One key element in creating what is likely the fastest EMS response time in the world (a national average of less than 3 minutes) was developing what has been termed a national flashmob of EMS first responders, comprised of fully trained EMTs, paramedics, and physicians who immediately drop whatever it is they are doing at a given moment specifically to respond to emergencies within their local vicinity. In order to achieve this national network of volunteers that numbers around 6,000 men and women from all communities, cultures, and religions in Israel, United Hatzalah needs to expand its operation from simply responding to medical emergencies to also include focus on continual training.
United Hatzalah is a national EMS organization serving Israel, fully staffed by volunteers, which provides all of its services completely free of charge. The organisation teaches between 35-40 fully accredited EMT training courses that are recognised and supervised by the country’s Ministry of Health. Each course is comprised of between 25-40 people and is based in speci c regions where the need for additional responders is greatest. “We have a dedicated education department that not only attends to the needs of the instructors and students whilst dealing with the logistical challenges of these courses that are offered across the country, but they also assess where a new course is needed based upon population density, the average number of emergencies in the given area and how many responders are already in that area,” explains President and Founder of United Hatzalah Eli Beer. “The system is incredibly effective. If for example, we see a rise in medical emergencies in a city in the north, say Nahariya, then we will work with our chapter head in that region and open a new training course to increase the number of volunteers we have there. The more volunteers we have, the faster our response time will be.”
Graduates of the EMT courses given by United Hatzalah hold the level of EMT-b and respond to all types of medical emergencies around the country.
Each volunteer responds to medical emergencies in their close proximity in order to arrive at the scene within less than three minutes. The more volunteers that the organisation has, the more widely its lifesaving network will expand and the faster it will have a fully trained first responder in the door whenever and wherever a medical emergency occurs. The volunteers either use their own private vehicles or one of the organisation’s iconic ambucyles or ambulances.
But the basic courses are just the beginning of United Hatzalah’s educational component. As the official training partner in Israel of the American Heart Association and the US- based National Registry of Emergency Medical Technicians (NREMT), United Hatzalah is Israel’s only organisation that can train volunteers to be licensed both in Israel and in the United States. United Hatzalah offers training classes that are certified by both the AHA and the NREMT respectively and has a medical department that continuously oversees the level and quality of training. Each volunteer that wishes to become a first responder in Israel must undergo no less than three rigorous tests administered by seasoned paramedics (EMT-p) whose responsibility it is to ensure that the volunteer has not only a mastery of the information learned and its practical application but also the expertise to manage a scene by themselves, even if that scene is an MCI (mass casualty incident).
Proper triage and scene management protocols are taught to every first responder as part of the EMT training course. “With a response time as fast as ours, our volunteers often find themselves at the scene of a medical emergency long before an ambulance arrives,” explained Chief Paramedic Avi Marcus. “These scenes can be anything from assisting an elderly patient who is suffering from weakness, to suicides, a major motor vehicle accident and even terror attacks. Our volunteers need to know how to respond to any medical emergency in the appropriate fashion befitting that scene.”
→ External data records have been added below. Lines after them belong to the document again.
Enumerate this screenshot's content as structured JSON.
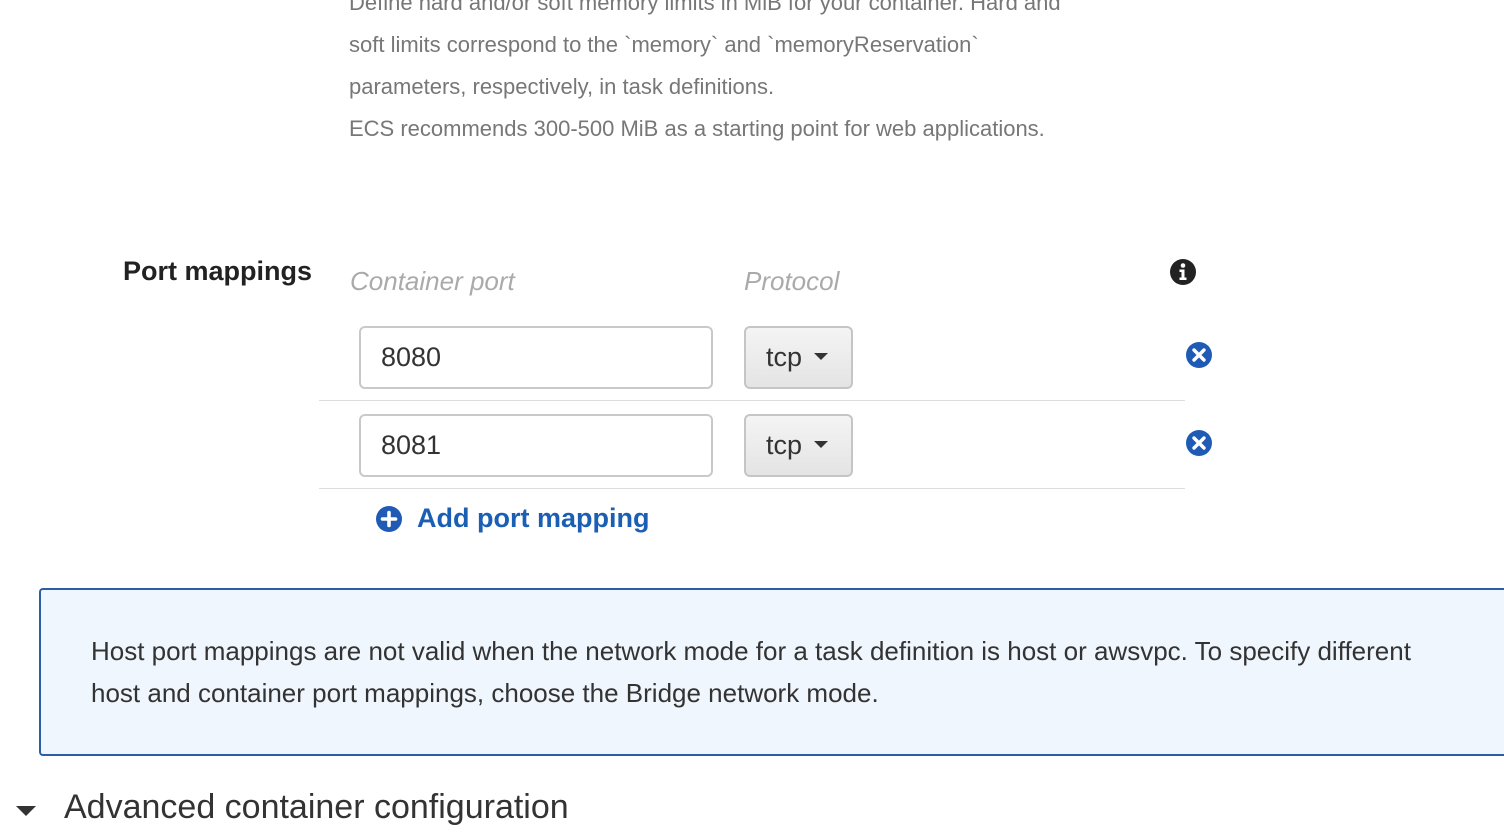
{
  "memory_help": {
    "lines": [
      "Define hard and/or soft memory limits in MiB for your container. Hard and",
      "soft limits correspond to the `memory` and `memoryReservation`",
      "parameters, respectively, in task definitions.",
      "ECS recommends 300-500 MiB as a starting point for web applications."
    ]
  },
  "port_mappings": {
    "label": "Port mappings",
    "container_port_header": "Container port",
    "protocol_header": "Protocol",
    "info_icon": "info-circle-icon",
    "rows": [
      {
        "container_port": "8080",
        "protocol": "tcp"
      },
      {
        "container_port": "8081",
        "protocol": "tcp"
      }
    ],
    "add_label": "Add port mapping"
  },
  "notice": {
    "text": "Host port mappings are not valid when the network mode for a task definition is host or awsvpc. To specify different host and container port mappings, choose the Bridge network mode."
  },
  "advanced": {
    "label": "Advanced container configuration"
  },
  "colors": {
    "accent": "#1a5fb4",
    "notice_border": "#2b5fa3",
    "notice_bg": "#eff6fd"
  }
}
Together with the head of the medical department, Alon Basker, Marcus is in charge of making sure that each and every one of the 6,000 responders also fulfil their requirements of participating in an annual retraining course. “To be a licensed EMT in Israel, each responder needs to undergo an annual training course that focuses on a number of specific items that the organisation feels need an extra level of attention. We generally focus on techniques that are not commonly used in the field by all first responders. This year we covered some newly developed techniques of wound packing, paying closer attention to the number of questions asked when taking an oral history so as not to belabour the patient, and familiarising the responders with the techniques of applying the Asherman chest seal bandage, an item that was just brought back into the standard protocol of application on open chest wounds in Israel. By focusing on the less used aspects of the tools and techniques an EMT uses, we build the volunteer’s exposure to them so that they can more comfortably use them in the field, should they ever come across a situation in which they are required.”
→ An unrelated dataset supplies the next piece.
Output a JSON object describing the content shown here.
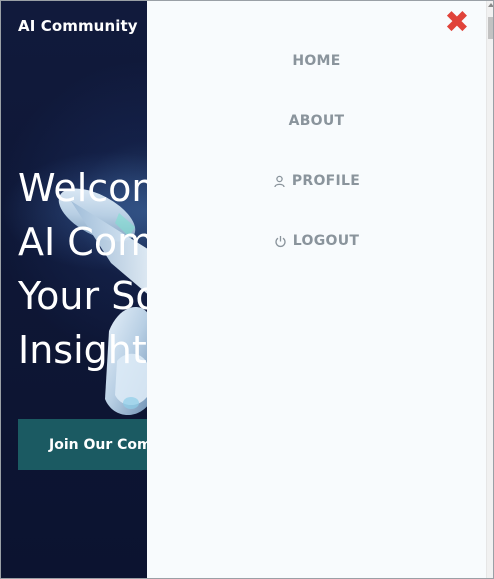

Other elements that are unique to United Hatzalah’s EMS training program include cultural sensitivity courses that educate responders about how to properly treat patients from other cultures or religions while taking into account their religious sensitivities. This course often bridges the gap between Muslim and Jewish students who often participate in courses together. Another unique element of the course is the addition of a special psychological first aid (PFA) training class given by one of the members of the organisation’s Psychotrauma and Crisis Response Unit that teaches EMTs how to identify patients or other first responders who are suffering from shock or emotional stress reactions at a traumatic scene.
In the past 12 months, United Hatzalah has graduated 35 training classes, and more than 1,000 new volunteers have joined the national network of first response volunteers. The goal of the organisation is to train enough responders across Israel so that the national average response time goes down to 90 seconds.